We compared our findings to those from seven large studies of the plasma–serum metabolome that were published in peer-reviewed journals and shared their summary statistics6,7,8,9,10,11,12. These studies were selected to maximize overlap with our findings as studies of EA participants with large sample size that examined the effects of common SNPs on plasma–serum metabolite levels quantified with the Metabolon assay, rather than on rare variant association studies, or GWAS of metabolites quantified by different methods and/or in other populations, for example, refs. 66,67,68,69,70. Metabolites were matched by compound or chemical ID, if available, and biochemical name (ones not identical were checked manually). First, for each mQTL identified in one of the published plasma–serum studies mentioned above, available index SNPs were extracted from GWAS of the corresponding metabolite in plasma and urine, and effect direction and statistical significance were assessed at different levels of statistical significance (P value < 0.05, <0.05 ÷ no. mQTLs in the previous study, <5 × 10−8 and <5 × 10−8 ÷ no. mQTLs in the previous study). Validation required effect-direction consistency for comparisons involving results from the GCKD plasma mGWAS. Second, for each mQTL identified in this study in plasma or urine, availability of the corresponding index SNP and metabolite in the summary statistics of the previously published plasma–serum studies was assessed. If the index SNP was missing, we searched for proxy SNPs in high LD (r2 > 0.8) within a window of ±500 kb around the index SNP based on genetic data from the 1000 Genome Project phase 3 version 5 of European ancestry using snipa.helmholtz-muenchen.de/snipa/?task=proxy_search. For each study, the best available proxy SNP in terms of maximal LD and minimal distance was selected. Summary statistics were downloaded from metabolomics.helmholtz-muenchen.de/gwas/index.php?task=download (Shin et al.6), www.hli-opendata.com/Metabolome (Long et al.7, only summary statistics with P value < 10−5), omicscience.org/apps/crossplatform/ (Lotta et al.8), pheweb.org/metsim-metab/ (Yin et al.10), omicscience.org/apps/mgwas/mgwas.table.php (Surendran et al.11) and ftp.ebi.ac.uk/pub/databases/gwas/summary_statistics/; accession numbers for European GWAS are GCST90199621GCST90201020 (Chen et al.12). Hysi et al.9 shared their summary statistics upon request.

To determine the number of urine mQTLs not reported in our earlier study5, we examined for each mQTL from this study whether an associated SNP within a window of ±500 kb for the corresponding metabolite was identified in the earlier study.

Replication analyses in the ARIC study were performed using log2-transformed metabolite levels and the same covariables. Statistical significance was defined by a Bonferroni procedure (P value < 0.05 ÷ 459 and 0.05 ÷ 430 association tests with matching data for EA and AA, respectively) and consistent effect directions as in the GCKD study.

We included an interaction term between the mQTL and sex in a linear regression model with the same adjustments as before to test for potential differences of the 1,299 mQTLs in men and women.
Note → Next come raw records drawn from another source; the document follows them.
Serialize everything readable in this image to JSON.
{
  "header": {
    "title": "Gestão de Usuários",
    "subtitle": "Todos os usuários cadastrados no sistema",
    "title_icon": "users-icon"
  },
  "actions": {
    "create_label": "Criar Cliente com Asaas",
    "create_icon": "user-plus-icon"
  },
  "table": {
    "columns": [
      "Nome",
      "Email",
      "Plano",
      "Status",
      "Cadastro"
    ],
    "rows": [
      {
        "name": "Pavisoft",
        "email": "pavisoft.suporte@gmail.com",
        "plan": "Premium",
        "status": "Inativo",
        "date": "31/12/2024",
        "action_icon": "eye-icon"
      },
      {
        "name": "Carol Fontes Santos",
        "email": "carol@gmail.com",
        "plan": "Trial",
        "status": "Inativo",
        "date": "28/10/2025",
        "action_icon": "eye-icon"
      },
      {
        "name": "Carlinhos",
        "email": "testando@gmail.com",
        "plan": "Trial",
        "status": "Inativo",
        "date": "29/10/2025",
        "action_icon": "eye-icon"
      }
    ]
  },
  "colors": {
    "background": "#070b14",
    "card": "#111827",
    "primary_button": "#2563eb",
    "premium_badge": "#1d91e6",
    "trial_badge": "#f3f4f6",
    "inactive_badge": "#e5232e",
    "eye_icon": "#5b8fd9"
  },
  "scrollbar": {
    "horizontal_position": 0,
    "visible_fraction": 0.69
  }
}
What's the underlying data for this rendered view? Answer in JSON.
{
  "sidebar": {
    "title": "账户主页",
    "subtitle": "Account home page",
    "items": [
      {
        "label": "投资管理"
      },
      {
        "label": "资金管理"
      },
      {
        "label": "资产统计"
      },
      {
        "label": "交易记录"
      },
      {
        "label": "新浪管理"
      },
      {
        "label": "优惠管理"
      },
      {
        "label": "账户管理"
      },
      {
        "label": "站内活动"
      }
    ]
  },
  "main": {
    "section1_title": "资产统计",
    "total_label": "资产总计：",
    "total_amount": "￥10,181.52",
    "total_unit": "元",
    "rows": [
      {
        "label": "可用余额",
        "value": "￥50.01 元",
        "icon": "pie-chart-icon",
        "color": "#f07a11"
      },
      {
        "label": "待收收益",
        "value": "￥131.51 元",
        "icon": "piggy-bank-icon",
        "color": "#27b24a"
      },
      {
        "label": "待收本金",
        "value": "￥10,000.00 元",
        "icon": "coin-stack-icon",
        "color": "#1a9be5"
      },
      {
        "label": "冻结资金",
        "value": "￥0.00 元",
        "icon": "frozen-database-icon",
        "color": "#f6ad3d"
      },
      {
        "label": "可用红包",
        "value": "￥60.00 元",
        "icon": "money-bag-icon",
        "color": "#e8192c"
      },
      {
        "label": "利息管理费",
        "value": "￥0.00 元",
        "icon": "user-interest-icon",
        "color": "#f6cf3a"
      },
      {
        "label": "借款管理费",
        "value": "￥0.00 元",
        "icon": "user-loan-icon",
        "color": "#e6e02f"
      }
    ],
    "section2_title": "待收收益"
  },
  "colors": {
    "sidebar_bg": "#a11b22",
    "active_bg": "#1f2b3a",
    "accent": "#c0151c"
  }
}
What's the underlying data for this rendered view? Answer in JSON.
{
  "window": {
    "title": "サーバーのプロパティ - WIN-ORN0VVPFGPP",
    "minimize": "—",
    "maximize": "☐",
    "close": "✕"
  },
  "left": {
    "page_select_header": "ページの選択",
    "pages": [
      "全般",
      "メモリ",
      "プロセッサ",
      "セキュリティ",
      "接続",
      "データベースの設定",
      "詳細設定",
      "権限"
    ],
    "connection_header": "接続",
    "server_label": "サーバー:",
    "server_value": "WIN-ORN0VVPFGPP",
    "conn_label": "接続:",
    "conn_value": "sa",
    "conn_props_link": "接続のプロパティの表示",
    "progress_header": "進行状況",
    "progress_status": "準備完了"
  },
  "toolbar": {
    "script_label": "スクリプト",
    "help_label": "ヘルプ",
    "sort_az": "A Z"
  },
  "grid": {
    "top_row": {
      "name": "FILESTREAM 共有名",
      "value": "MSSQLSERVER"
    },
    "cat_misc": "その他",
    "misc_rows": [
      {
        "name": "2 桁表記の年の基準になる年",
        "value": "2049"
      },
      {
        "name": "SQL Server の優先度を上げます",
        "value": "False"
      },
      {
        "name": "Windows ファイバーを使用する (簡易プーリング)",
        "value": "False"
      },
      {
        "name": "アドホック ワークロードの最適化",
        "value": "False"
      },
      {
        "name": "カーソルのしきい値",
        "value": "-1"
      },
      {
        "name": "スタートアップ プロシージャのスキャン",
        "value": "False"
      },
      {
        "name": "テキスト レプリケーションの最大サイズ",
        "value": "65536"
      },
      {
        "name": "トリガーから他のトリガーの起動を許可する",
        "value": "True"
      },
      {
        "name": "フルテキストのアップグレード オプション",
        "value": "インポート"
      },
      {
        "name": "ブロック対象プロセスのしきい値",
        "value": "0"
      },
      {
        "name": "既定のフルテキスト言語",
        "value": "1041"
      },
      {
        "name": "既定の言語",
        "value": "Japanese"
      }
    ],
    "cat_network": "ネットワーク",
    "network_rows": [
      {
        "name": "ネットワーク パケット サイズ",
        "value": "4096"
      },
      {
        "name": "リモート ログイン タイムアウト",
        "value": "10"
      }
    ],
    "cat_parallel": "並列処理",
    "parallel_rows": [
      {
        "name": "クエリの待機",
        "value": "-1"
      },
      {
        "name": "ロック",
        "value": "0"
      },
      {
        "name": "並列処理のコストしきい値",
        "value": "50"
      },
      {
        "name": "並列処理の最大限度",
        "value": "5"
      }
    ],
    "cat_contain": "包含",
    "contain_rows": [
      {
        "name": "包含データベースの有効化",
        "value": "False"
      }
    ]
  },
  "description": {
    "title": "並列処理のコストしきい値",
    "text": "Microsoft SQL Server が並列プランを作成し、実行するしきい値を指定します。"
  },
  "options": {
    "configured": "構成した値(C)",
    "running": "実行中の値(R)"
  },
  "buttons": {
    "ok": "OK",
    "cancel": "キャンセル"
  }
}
For significant interactions (P value < 0.05 ÷ 1,299), we performed sex-stratified analyses (Supplementary Table 7).

Heritability estimation

A genetic relationship matrix was calculated from all autosomal SNPs with an imputation quality of r2 > 0.6 using GCTA-GRM71. GCTA-GREML72 was then used to estimate the proportion of variation in log2-transformed and, in the case of urine, pq-normalized metabolite levels that can be explained by the SNPs for all metabolites that gave rise to an mQTL.

Independent SNP selection and statistical fine mapping

We identified independent signals within mQTL using approximate conditional analyses, with LD information estimated from our study sample. The fine-mapping regions of mQTL were aligned within matrices across metabolites, if index SNPs were in LD (r2 > 0.8). For each mQTL, the GCTA-COJO Slct algorithm version 1.91.6 (ref. 73) was used to identify independent genome-wide significant SNPs (Pconditional < 3.9 × 10−11), using a collinearity cutoff of 0.1. For mQTL with multiple independent SNPs, approximate conditional analyses were carried out conditioning on the other independent SNPs in the region using the GCTA-COJO Cond algorithm to estimate conditional effect sizes. Statistical fine mapping was performed for all independent SNPs per mQTL. In loci with a single independent SNP, approximate Bayes factors (ABFs) were calculated from the original GWAS effect estimates using Wakefield’s formula74 with a standard deviation prior of 1.33. For mQTL with multiple independent SNPs, ABFs were derived from the conditional effect estimates. The SNP’s ABF was used to calculate the posterior probability for the variant driving the association signal (PPA, ‘causal variant’). Credible sets were calculated by summing the PPA across PPA-ranked variants until the cumulative PPA was >99%. log2-transformed credible set sizes were regressed on the MAFs of independent index SNPs.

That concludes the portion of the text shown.